How Musical Skills Affect IT

by Dmitry Kirsanov 16. February 2012 04:17

Music notesAs you know, I am a trainer, among other trades. As my Swedish colleague said – “your guitar has many strings”, and this string is of the most important ones. Among other benefits, this allowed me to meet many bright minds of IT scene and that way to get more material for analysis and correlations.

One of the most fascinating and unexpected findings for me was the fact, that musical skills are directly related with the ability of person to write better computer software. In other words, there were no bad software developers among those whom I knew or heard about and who also were good at playing musical instruments.
I am not even talking about composing of music, or singing, or dancing (which, at some degree, could be considered a musical skill, isn’t it?), just plain performing.

As always in such cases, I asked Google whether others noticed that as well, and found quite interesting reports of correlation between music and math, even though I believe that math doesn’t play the paramount role in software development process or other IT skills, or at least it’s role isn’t more important than the role of creativity.

My opinion is that software development skills are affected by any creative work, where creative means – having vast amount of variations, preferably infinite, with natural possibility to get unique result.

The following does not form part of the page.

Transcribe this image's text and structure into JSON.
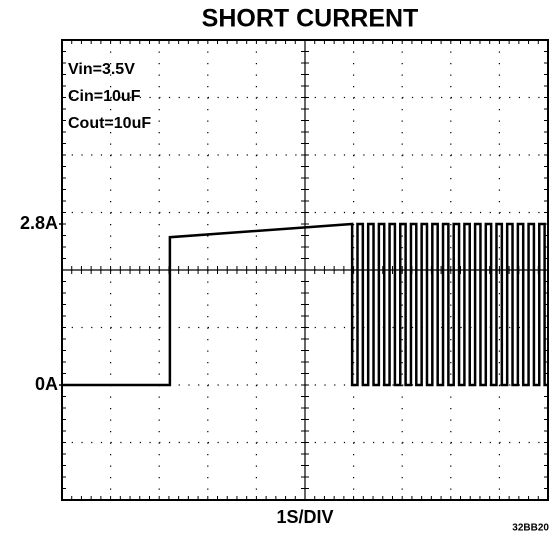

In this sense, music is ideal candidate – when you hold the instrument, having 6 strings of Spanish guitar or 88 keys of the piano, the amount of variations of what you can do with it is countless. The power of musical improvisation is tremendous for development of open mindset, which is paramount in both software development and architecture.

Have you noticed, that many software developers have Rubik’s cubes on their desks? It doesn’t matter whether they are skilled in assembling that thing or not – it’s there, waiting for it’s hour, catching the eye of it’s owner. The original Rubik’s cube has about 43,252,003,274,489,856,000 variations, that’s 43 quintillions, from which you have to find the path to a single predefined position. It’s a caged spark of creativity and logic, an exercise for the brain. The musical improvisation, on the other hand, has no limits at all, having no predefined beginning or ending.

Still, music is based on logic, the same as math and software development. So practicing music is practicing logic and harmony, which is a big advantage towards anything related to logic. The style, if any, is not important, as what seems like chaotic cacophony for one, could be perfect melody in perception of others.

Overall, I consider musical skills to be of extreme importance for educating a child, regardless of her future path and preferences. Also, speaking about HR, I would consider musical skills as a benefit when employing someone to position, which requires logical thinking, for example – software developer, analyst, architect, quality assurance specialist – they all have to have the established skill of logic, and having musical skill is like wearing a badge of achievement.